A highly efficient method for making prostaglandins - natural, hormone-like chemicals that have pharmaceutical applications - is reported by University of Bristol scientists this week in Nature.
Some synthetic analogues of prostaglandin are ‘billion dollar’ drugs; the prostaglandin analogue latanoprost, which is used to treat glaucoma and ocular hypertension, generates approximately $1.6 billion in sales each year.
Prostaglandins are some of the most important molecules in biology and medicine as they regulate a broad range of activities in the body, including blood circulation, digestion and reproduction.
The breadth of biological activity, coupled with their challenging molecular architecture has made prostaglandins popular targets in synthesis for over 40 years.
However, since these molecules cannot be isolated from natural sources in sufficient quantities, they have to be synthesized, but routes are lengthy.

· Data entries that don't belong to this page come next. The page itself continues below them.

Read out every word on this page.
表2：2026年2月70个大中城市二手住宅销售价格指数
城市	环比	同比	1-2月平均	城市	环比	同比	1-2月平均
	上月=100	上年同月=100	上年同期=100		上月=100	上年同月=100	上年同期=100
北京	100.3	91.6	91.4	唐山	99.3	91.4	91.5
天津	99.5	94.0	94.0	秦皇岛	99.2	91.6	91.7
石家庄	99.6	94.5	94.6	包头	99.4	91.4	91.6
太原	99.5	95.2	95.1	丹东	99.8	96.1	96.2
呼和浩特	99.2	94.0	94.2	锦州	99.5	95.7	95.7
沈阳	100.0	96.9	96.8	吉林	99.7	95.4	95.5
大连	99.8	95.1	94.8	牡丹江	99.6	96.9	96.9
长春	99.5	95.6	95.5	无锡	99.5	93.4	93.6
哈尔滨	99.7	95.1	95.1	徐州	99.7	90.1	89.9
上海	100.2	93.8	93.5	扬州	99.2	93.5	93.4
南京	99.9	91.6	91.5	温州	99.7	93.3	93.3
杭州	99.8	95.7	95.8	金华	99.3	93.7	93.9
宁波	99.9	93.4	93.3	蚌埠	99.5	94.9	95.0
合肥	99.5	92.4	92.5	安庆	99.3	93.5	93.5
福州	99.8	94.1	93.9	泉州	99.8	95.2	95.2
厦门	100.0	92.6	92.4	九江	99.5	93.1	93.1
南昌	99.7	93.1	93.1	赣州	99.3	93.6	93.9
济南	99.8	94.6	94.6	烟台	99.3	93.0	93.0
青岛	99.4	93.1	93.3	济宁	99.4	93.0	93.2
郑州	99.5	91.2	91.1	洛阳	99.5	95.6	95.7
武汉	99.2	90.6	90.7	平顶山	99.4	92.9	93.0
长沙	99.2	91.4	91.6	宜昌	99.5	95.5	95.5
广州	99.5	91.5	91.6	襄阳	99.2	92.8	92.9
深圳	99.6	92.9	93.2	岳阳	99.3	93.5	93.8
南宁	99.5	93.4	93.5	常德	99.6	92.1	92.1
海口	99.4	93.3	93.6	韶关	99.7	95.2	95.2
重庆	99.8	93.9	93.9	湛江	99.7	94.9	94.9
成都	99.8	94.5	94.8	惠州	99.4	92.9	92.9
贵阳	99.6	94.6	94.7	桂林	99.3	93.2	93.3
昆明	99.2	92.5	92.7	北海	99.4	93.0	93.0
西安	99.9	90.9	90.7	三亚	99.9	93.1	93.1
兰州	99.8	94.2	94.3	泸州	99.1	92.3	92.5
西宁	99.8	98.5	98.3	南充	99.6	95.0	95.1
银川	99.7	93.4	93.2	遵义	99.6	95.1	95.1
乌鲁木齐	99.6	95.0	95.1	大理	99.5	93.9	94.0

For example, the current synthesis of latanoprost requires 20 steps and uses the methodology and strategy developed by E. J. Corey, a giant in the area of synthesis (he was awarded the Nobel Prize in Chemistry, in 1990 "for his development of the theory and methodology of organic synthesis").
Until now, despite huge synthetic effort in industry and academia, advances in the synthesis of prostaglandins since Corey’s contributions have been limited.
Professor Varinder Aggarwal, who led the research at the University’s School of Chemistry, and colleagues now report a concise synthesis of prostaglandin PGF2a, which relies on the use of an organocatalyst, a small organic molecule, to catalyze a key step in the process.
The key step not only produces a key intermediate, but it also does so with exquisite control over relative and absolute stereochemistry.
The new process uses a new disconnection which has enabled them to complete the synthesis in just seven steps. It should be possible to modify the authors’ synthetic route to obtain other known prostaglandin-based drugs, e.g. latanaprost in a more cost-effective manner and to make it easier to discover new biologically active prostaglandin analogues.
In a follow-up patent, the authors have described the application of this technology to a simple synthesis of prostaglandin-based drugs, e.g. latanoprost and bimataprost.
The methodology should now make it easier to discover new biologically active prostaglandin analogues. It is a major advance and represents a step change in the synthesis of this important class of compounds.
Professor Aggarwal said: "Despite the long syntheses and the resulting huge effort that is required for the preparation of these molecules, they are still used in the clinic, because of their important biological activity.
"Being able to make complex pharmaceuticals in a shorter number of steps and therefore more effectively, would mean that many more people could be treated for the same cost."